At the effective time of the Merger, each restricted stock unit granted by XL Group Ltd outstanding immediately prior to the effective time of the Merger (whether or not vested) vested in full, was automatically cancelled and converted into the right to receive the Merger Consideration.
At the time of grant, restricted stock units granted on September 9, 2014 were scheduled to vest in four annual installments on each anniversary of February 28, 2016, 2017, 2018 and 2019.
The dividend equivalent rights accrued when and as dividends were paid on common shares. Each dividend equivalent right is the economic equivalent of one common share.
At the effective time of the Merger, each dividend equivalent right accrued and outstanding prior to the effective time of the Merger (whether or not vested) vested in full, was automatically cancelled and converted into the right to receive the Merger Consideration.

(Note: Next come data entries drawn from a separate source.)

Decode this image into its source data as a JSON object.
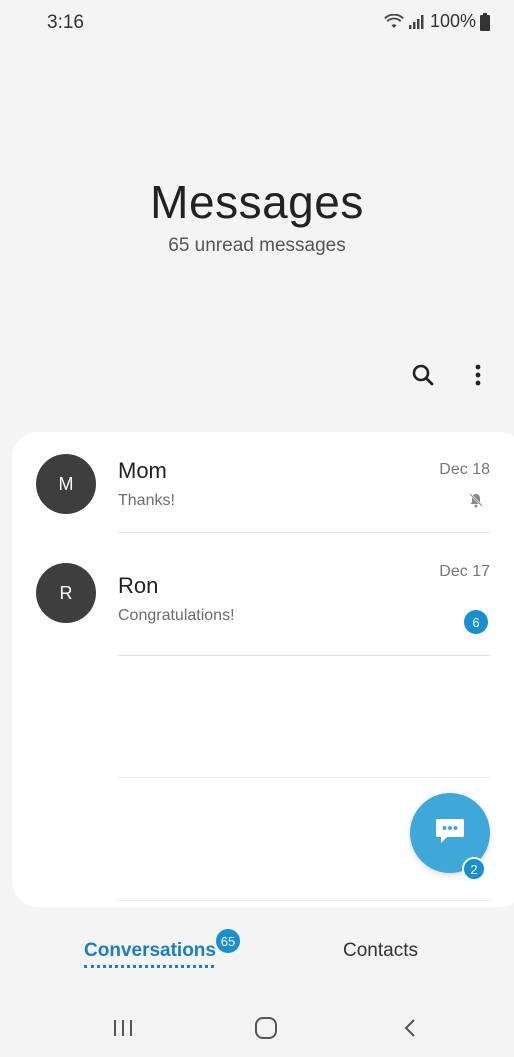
{
  "status_bar": {
    "time": "3:16",
    "battery": "100%",
    "icons": [
      "wifi-icon",
      "signal-icon",
      "battery-icon"
    ]
  },
  "header": {
    "title": "Messages",
    "subtitle": "65 unread messages"
  },
  "toolbar": {
    "icons": [
      "search-icon",
      "more-vertical-icon"
    ]
  },
  "conversations": [
    {
      "initial": "M",
      "name": "Mom",
      "preview": "Thanks!",
      "date": "Dec 18",
      "muted": true
    },
    {
      "initial": "R",
      "name": "Ron",
      "preview": "Congratulations!",
      "date": "Dec 17",
      "unread_count": "6"
    }
  ],
  "fab": {
    "icon": "compose-message-icon",
    "badge": "2"
  },
  "tabs": [
    {
      "label": "Conversations",
      "active": true,
      "badge": "65"
    },
    {
      "label": "Contacts",
      "active": false
    }
  ],
  "nav": {
    "icons": [
      "recent-apps-icon",
      "home-icon",
      "back-icon"
    ]
  },
  "colors": {
    "accent": "#1a7fbf",
    "badge": "#1a8fd0",
    "fab": "#3ea9d8",
    "avatar": "#3e3e3e",
    "background": "#f4f4f4"
  }
}
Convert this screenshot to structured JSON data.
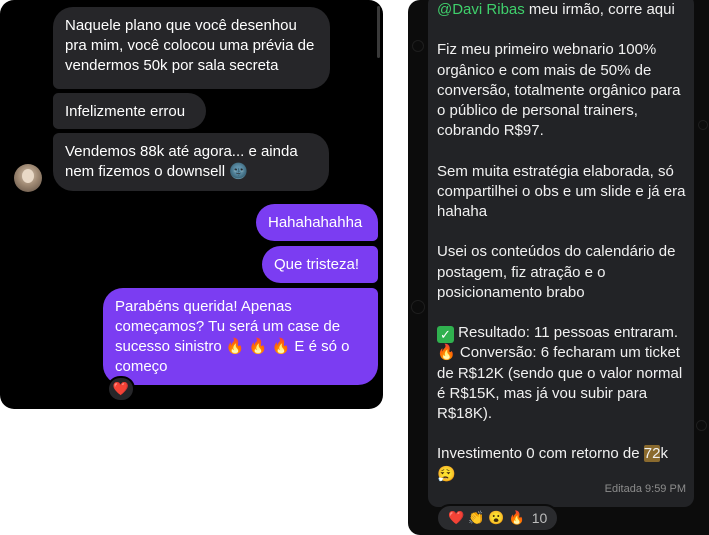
{
  "left_chat": {
    "messages": [
      {
        "direction": "incoming",
        "text": "Naquele plano que você desenhou pra mim, você colocou uma prévia de vendermos 50k por sala secreta"
      },
      {
        "direction": "incoming",
        "text": "Infelizmente errou"
      },
      {
        "direction": "incoming",
        "text": "Vendemos 88k até agora... e ainda nem fizemos o downsell 🌚"
      },
      {
        "direction": "outgoing",
        "text": "Hahahahahha"
      },
      {
        "direction": "outgoing",
        "text": "Que tristeza!"
      },
      {
        "direction": "outgoing",
        "text": "Parabéns querida! Apenas começamos? Tu será um case de sucesso sinistro 🔥 🔥 🔥  E é só o começo"
      }
    ],
    "reaction": "❤️",
    "colors": {
      "incoming": "#262629",
      "outgoing": "#7b3df2",
      "background": "#000000"
    }
  },
  "right_chat": {
    "mention": "@Davi Ribas",
    "line1_rest": " meu irmão, corre aqui",
    "para1": "Fiz meu primeiro webnario 100% orgânico e com mais de 50% de conversão, totalmente orgânico para o público de personal trainers, cobrando R$97.",
    "para2": "Sem muita estratégia elaborada, só compartilhei o obs e um slide e já era hahaha",
    "para3": "Usei os conteúdos do calendário de postagem, fiz atração e o posicionamento brabo",
    "result_icon": "✓",
    "result_text": " Resultado: 11 pessoas entraram.",
    "conversion_icon": "🔥",
    "conversion_text": " Conversão: 6 fecharam um ticket de R$12K (sendo que o valor normal é R$15K, mas já vou subir para R$18K).",
    "investment_pre": "Investimento 0 com retorno de ",
    "investment_highlight": "72",
    "investment_post": "k",
    "investment_emoji": "😮‍💨",
    "meta": "Editada 9:59 PM",
    "reactions": [
      "❤️",
      "👏",
      "😮",
      "🔥"
    ],
    "reaction_count": "10",
    "colors": {
      "bubble": "#222326",
      "mention": "#3fd06b",
      "background": "#0c0c0c"
    }
  }
}
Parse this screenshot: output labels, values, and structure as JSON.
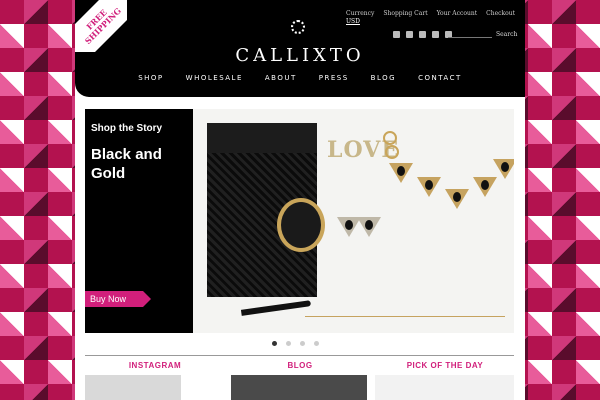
{
  "badge": {
    "line1": "FREE",
    "line2": "SHIPPING"
  },
  "top_links": {
    "currency_label": "Currency",
    "currency_value": "USD",
    "cart": "Shopping Cart",
    "account": "Your Account",
    "checkout": "Checkout"
  },
  "social_icons": [
    "facebook-icon",
    "twitter-icon",
    "pinterest-icon",
    "instagram-icon",
    "google-plus-icon"
  ],
  "search": {
    "button": "Search"
  },
  "brand": {
    "name": "CALLIXTO"
  },
  "nav": [
    {
      "label": "SHOP"
    },
    {
      "label": "WHOLESALE"
    },
    {
      "label": "ABOUT"
    },
    {
      "label": "PRESS"
    },
    {
      "label": "BLOG"
    },
    {
      "label": "CONTACT"
    }
  ],
  "hero": {
    "kicker": "Shop the Story",
    "title": "Black and Gold",
    "cta": "Buy Now",
    "photo_text": "LOVE"
  },
  "slider": {
    "count": 4,
    "active": 1
  },
  "sections": [
    {
      "title": "INSTAGRAM"
    },
    {
      "title": "BLOG"
    },
    {
      "title": "PICK OF THE DAY"
    }
  ],
  "colors": {
    "accent": "#d11f7b",
    "header": "#000000",
    "gold": "#c6a360"
  }
}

At the time of grant, restricted stock units granted on February 28, 2017 were scheduled to vest in three equal annual installments on each anniversary of the grant date (February 28, 2018, 2019 and 2020).
In accordance with the Merger Agreement, the Reporting Person elected that at the effective time of the Merger these restricted share units be canceled and converted into a deferred cash award in an amount equal to $72.00 for each such restricted share unit. The deferred cash award would pay 50% in cash on each of the 15 month and 30 month anniversaries of the effective time of the Merger.

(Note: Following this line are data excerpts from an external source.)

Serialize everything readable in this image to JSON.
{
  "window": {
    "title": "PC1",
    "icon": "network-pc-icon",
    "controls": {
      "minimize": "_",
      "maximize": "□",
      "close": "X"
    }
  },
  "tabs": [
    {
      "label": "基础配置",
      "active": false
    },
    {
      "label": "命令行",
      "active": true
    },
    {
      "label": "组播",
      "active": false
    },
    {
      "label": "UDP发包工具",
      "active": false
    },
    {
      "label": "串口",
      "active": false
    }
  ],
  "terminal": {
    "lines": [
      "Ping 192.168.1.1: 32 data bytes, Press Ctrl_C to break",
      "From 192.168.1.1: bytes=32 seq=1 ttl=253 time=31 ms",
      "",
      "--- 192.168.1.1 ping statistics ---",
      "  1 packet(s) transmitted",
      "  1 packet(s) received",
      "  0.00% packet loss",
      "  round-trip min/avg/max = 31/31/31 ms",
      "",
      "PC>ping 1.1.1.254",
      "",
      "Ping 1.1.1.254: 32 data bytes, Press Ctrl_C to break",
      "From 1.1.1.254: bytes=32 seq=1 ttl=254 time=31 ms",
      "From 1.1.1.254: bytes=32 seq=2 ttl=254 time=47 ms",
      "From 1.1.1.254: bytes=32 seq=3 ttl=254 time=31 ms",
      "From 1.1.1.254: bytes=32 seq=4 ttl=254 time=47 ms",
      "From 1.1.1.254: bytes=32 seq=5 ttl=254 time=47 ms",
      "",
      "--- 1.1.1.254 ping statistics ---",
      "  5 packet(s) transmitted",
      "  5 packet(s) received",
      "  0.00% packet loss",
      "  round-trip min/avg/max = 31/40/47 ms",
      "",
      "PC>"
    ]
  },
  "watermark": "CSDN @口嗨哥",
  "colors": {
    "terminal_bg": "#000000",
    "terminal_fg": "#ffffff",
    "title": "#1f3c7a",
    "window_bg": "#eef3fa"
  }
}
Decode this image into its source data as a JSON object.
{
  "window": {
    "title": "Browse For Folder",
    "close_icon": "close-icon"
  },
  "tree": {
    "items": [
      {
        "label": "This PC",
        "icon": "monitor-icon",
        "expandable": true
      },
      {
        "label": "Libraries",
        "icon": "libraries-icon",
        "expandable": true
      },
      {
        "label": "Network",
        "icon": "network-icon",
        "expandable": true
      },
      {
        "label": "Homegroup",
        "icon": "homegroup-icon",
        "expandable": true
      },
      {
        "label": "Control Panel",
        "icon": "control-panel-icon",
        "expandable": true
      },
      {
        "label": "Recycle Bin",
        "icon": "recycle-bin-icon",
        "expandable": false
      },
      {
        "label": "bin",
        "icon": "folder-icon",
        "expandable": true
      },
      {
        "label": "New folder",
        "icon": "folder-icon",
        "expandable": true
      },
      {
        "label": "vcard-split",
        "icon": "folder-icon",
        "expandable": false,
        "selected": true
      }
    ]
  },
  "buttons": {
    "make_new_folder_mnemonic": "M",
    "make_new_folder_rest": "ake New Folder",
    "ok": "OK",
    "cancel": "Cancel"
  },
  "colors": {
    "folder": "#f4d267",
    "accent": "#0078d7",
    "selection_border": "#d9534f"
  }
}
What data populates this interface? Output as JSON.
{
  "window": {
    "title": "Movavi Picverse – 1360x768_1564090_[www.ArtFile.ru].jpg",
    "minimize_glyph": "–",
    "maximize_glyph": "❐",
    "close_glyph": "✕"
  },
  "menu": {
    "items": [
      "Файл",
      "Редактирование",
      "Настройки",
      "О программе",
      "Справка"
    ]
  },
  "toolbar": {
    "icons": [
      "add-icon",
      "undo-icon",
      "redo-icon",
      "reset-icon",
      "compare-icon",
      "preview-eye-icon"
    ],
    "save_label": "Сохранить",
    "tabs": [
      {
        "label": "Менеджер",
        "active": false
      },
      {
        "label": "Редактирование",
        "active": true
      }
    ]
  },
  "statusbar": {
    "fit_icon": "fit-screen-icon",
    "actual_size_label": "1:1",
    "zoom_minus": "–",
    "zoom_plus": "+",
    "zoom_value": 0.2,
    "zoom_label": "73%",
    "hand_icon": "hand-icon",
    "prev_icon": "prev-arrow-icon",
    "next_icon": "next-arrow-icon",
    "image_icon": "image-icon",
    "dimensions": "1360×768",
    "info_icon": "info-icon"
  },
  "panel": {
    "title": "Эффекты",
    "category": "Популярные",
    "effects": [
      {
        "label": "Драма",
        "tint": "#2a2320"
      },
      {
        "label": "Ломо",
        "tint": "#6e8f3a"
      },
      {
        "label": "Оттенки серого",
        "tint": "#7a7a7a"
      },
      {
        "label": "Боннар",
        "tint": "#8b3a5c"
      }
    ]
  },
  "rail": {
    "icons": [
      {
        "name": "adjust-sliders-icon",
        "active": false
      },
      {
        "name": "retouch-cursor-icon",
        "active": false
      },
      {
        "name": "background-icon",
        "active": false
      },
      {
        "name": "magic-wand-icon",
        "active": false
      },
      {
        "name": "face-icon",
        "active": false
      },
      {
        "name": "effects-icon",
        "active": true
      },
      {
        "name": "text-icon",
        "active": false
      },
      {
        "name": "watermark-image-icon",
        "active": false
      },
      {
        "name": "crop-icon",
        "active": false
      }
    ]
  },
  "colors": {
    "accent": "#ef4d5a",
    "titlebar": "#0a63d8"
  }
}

At the time of grant, restricted stock units granted on February 28, 2018 were scheduled to vest in three equal annual installments on each anniversary of the grant date (February 28, 2019, 2020 and 2021).

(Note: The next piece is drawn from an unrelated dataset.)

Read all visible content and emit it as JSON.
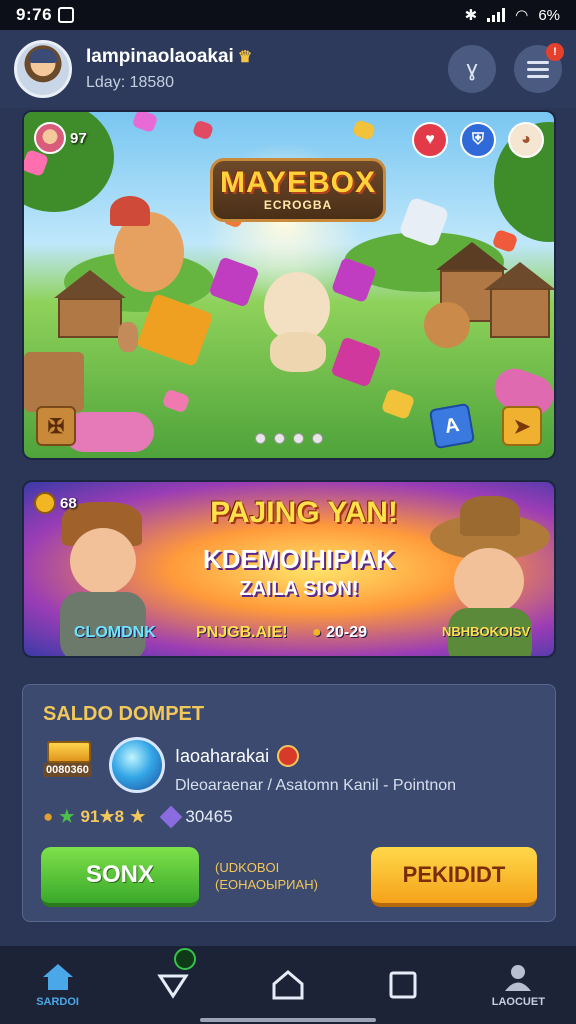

In accordance with the Merger Agreement, the Reporting Person elected that at the effective time of the Merger these dividend equivalent rights be canceled and converted into a deferred cash award in an amount equal to $72.00 for each such dividend equivalent right. The deferred cash award would pay 50% in cash on each of the 15 month and 30 month anniversaries of the effective time of the Merger.